Benuto et al. (2018) discussed three studies that used service learning (i.e., multicultural training that allows trainees to learn about culture in context through various types of community service activities) as a training platform. One study (Roysircar, Ortega, Hubbell, & Gard, 2005) had trainees mentor ESL students as part of the training. When trainees’ narrative reflections were analyzed, trainees identified concepts of relationship and alliance building (i.e., differences being integrated, cultural empathy, affective empathy), intra- and interpersonal dynamics (i.e., counselor self-disclosure and self-reflection), and cultural norms, values, and practices (i.e., unintegrated differences, stereotypes, and overgeneralization of similarities). Benuto et al. discussed one study that had trainees write reflections about their experience with service learning (Lee, Rosen, & McWhirter, 2014). When reflections were analyzed for themes, trainees appreciated the importance of building rapport and connecting with others (in this case the students that they were working with). Benuto et al. (2018) discussed one study that examined the experiences and outcomes (via interviews) of trainees after they completed a service-learning course based on social justice principles in Belize (Koch, Ross, Wendell, & Aleksandrova-Howell, 2014). Findings indicated that trainees experienced a change in diversity attitudes; growth in their self-rated multicultural counseling competence, counseling skills, and leadership skills; an increased awareness of the need for multicultural competency; increased knowledge; and an increased appreciation of individuals who are different.
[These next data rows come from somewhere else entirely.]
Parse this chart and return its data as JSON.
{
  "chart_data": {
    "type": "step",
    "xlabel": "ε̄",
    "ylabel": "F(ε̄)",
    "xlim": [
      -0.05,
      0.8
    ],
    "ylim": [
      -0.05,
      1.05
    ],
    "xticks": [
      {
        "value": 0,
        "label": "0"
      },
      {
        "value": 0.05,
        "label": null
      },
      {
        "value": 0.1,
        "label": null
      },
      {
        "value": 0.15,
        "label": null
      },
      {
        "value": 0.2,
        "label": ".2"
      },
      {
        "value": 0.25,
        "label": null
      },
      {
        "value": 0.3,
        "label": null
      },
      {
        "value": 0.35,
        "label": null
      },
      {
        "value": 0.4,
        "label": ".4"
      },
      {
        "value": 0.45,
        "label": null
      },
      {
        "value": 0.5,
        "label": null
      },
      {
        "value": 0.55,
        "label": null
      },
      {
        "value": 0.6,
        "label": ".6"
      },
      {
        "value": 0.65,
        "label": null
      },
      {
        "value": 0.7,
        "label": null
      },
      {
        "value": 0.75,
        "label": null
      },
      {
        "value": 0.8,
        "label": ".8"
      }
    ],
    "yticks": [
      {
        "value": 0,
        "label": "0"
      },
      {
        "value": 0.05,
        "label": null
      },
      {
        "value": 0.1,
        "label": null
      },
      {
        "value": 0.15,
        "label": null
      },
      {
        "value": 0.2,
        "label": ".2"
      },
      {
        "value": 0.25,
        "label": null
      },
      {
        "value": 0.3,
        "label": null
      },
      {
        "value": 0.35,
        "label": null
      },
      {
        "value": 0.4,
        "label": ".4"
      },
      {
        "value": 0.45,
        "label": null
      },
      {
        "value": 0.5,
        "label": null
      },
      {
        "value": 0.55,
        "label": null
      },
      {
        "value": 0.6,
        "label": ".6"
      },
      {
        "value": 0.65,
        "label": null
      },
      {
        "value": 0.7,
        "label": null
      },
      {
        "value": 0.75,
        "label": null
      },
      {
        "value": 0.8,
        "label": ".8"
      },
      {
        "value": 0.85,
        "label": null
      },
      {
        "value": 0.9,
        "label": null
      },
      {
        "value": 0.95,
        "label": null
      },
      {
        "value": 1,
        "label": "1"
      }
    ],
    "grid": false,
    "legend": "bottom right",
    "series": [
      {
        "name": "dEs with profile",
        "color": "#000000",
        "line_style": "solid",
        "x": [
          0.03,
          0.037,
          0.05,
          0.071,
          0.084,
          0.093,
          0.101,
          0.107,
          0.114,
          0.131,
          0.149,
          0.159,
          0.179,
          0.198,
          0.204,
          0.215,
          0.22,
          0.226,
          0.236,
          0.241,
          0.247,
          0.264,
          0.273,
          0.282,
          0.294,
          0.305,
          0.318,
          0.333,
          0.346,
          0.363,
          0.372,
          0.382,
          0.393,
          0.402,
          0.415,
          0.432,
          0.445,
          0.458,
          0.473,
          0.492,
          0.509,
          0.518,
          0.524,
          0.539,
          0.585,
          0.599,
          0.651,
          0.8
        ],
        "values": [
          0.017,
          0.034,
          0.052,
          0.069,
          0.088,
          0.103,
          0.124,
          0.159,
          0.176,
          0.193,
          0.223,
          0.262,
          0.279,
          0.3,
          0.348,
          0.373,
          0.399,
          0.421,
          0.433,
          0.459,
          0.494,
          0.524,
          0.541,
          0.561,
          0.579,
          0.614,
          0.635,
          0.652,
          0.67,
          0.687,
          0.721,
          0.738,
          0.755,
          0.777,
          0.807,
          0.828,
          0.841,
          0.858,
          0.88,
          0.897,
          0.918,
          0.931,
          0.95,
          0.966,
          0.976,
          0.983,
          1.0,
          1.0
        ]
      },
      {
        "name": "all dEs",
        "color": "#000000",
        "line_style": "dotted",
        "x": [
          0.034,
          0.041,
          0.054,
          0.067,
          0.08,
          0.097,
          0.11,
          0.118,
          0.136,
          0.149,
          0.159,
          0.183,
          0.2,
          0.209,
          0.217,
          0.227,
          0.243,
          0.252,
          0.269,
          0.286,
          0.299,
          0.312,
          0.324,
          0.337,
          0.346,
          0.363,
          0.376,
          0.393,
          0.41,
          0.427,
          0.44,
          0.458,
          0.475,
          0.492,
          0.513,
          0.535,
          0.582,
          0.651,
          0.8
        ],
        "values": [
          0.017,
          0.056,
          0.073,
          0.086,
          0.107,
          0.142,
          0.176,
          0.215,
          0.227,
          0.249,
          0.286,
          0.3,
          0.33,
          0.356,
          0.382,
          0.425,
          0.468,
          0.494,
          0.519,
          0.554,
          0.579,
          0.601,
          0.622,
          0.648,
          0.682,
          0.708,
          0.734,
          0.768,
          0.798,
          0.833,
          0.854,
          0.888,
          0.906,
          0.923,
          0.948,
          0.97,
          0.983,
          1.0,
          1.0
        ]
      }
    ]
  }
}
Benuto et al. (2018) concluded that the training studies had many methodological flaws, lacked information regarding the specifics of training, the implications for trainee benefits were unclear, and there has been no demonstration that cultural competency trainings resulted in improvements for clients. The authors give recommendations for future research as a result of their findings. In their view, future research needs to (1) employ more rigorous methodology (i.e., RCTs, dismantling designs) to move the field toward developing evidence-based training practices; (2) authors should provide their training manual as online supplemental material as a way to promote accessibility to training materials (and allow for replication); and (3) develop an improved understanding of what elements (i.e., trainer characteristics, training methods, etc.) are related to the outcomes of cultural competency trainings.

While the APA (2002) created guidelines for multicultural education and training (and research, practice, and organizational change) for psychologists, these guidelines provide information regarding the necessity of multicultural education and training for psychologists but do not provide specifics regarding how this training should be delivered. As such, it is not surprising that the existing research on training psychologists to be culturally competent practitioners is sparse, varies substantially, and comes with many methodological flaws. As suggested by Benuto et al. (2018):

Because there is not sufficient information to suggest that specific curricular methods or content produce strong outcomes, the field should reconsider the foundation of cultural competency training using psychological science as a basis. This may include an examination of the empirical literature regarding what clinician characteristics and behaviors are linked to poor or positive client outcomes [for diverse clients] and a review of the strategies that have documented success in changing problematic clinician characteristics (i.e., attitudes, biases, and stereotypes) and behaviors. With this behavioral focus, evaluating skills (and possibly client outcomes) would be appropriate.

The field as it stands is ripe for the development of evidence-based trainings, which as suggested above, can be developed using a clinical science model.